The Real Talk: Only 20 Cases Exist
Let me be honest about what makes this both heartbreaking and hopeful. There are only about 20 known cases of Bachmann-Bupp syndrome in the entire world. That's heartbreaking because these families are incredibly rare. But it's also hopeful because it means every single patient could potentially get treatment—assuming we can organize it properly.
This is where things get complicated, though. Trying to run clinical trials for a disease that affects maybe 20 people globally is like trying to fill a stadium with people who have a specific birthday. The regulatory systems and study frameworks were basically built for common diseases, not extreme rarities.
How a Nonprofit Became the Game-Changer
This is the part of the story I find genuinely inspiring. A nonprofit organization called Every Cure decided to jump in and help. Their whole mission is simple: take drugs that already exist and figure out if they can treat different diseases. No need to invent new drugs. Just get creative with old ones.
They partnered with Corewell Health and Michigan State University to do something that honestly should probably happen more often: they cut through the red tape. They're helping with the preclinical studies, increasing awareness among doctors (because honestly, most physicians have never heard of BABS), and creating systems to actually find and treat patients when they're identified.
Dr. Caleb Bupp, the pediatric geneticist who helped discover BABS in the first place, described it perfectly: "They are opening doors that we never would have been able to crack open."
Why This Matters Beyond One Rare Disease
Here's what gets me excited about this story: it's not really about one obscure genetic disorder.

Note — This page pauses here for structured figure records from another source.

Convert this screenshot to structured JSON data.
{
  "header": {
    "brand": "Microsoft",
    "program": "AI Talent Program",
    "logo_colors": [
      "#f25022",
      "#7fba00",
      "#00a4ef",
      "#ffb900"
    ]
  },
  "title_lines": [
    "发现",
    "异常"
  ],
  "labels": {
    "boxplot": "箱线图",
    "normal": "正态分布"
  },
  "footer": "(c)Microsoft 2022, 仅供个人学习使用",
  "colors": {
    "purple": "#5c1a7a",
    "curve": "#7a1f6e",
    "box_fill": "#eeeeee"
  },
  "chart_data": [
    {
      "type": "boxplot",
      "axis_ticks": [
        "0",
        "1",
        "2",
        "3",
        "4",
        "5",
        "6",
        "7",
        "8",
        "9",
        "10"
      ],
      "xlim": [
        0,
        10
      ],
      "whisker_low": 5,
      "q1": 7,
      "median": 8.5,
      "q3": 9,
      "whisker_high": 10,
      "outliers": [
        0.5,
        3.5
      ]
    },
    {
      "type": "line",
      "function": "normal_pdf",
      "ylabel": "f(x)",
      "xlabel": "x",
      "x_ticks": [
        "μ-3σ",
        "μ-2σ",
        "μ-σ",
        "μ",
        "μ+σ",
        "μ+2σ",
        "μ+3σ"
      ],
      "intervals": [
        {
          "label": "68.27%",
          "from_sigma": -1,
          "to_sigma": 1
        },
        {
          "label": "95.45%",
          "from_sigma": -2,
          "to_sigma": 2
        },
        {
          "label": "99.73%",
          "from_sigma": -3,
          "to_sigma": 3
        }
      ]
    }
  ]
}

It's about a whole different way of thinking about medicine.
We spend billions developing brand-new drugs. That's important! But there are probably thousands of existing medications sitting in pharmacies right now that could help people with different conditions if someone would just... try. Every Cure is basically saying, "What if we got smarter about matching old drugs to new problems?"
It's economical, it's faster, and honestly, it's the kind of creative problem-solving that can actually save lives without waiting 10+ years for traditional drug development.
The Road Ahead
The team is starting preclinical studies next year, which is a huge milestone. They're building a stronger scientific foundation, documenting everything, and preparing to eventually run a formal clinical trial. It won't be quick—but for families dealing with BABS, the hope alone is probably worth more than you can measure.

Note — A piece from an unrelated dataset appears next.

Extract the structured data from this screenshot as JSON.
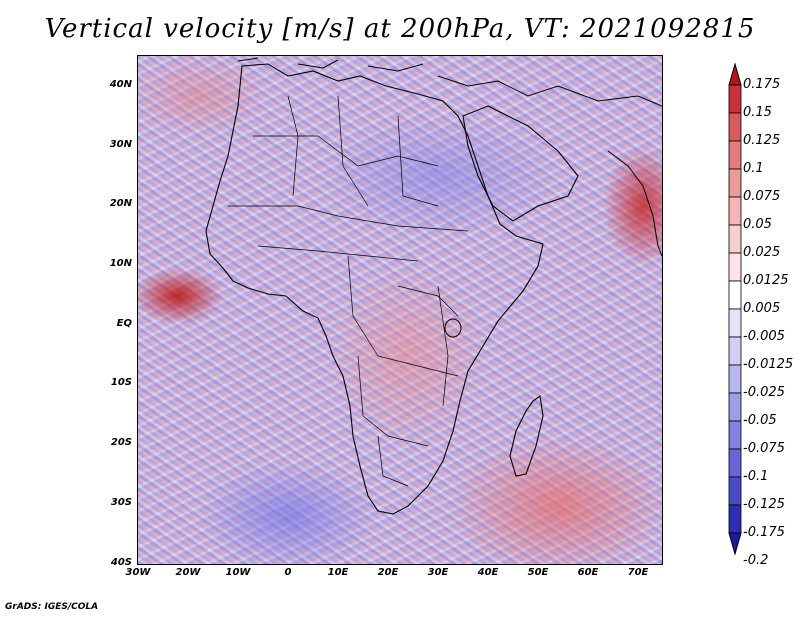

The first patient to receive DFMO was Marley Berthoud from Michigan. Then five more patients started treatment, with encouraging early results. That's not a large clinical trial by traditional standards, but for a disease that 99.99% of doctors have never encountered, it's actually significant.
The Bottom Line
This story reminds me that medicine isn't always about flashy new inventions. Sometimes it's about smart people asking the right questions: "Wait, what if we tried something we already have?" It's about collaboration, persistence, and refusing to accept that "rare" has to mean "hopeless."
For the families of Bachmann-Bupp syndrome patients, that combination is literally life-changing.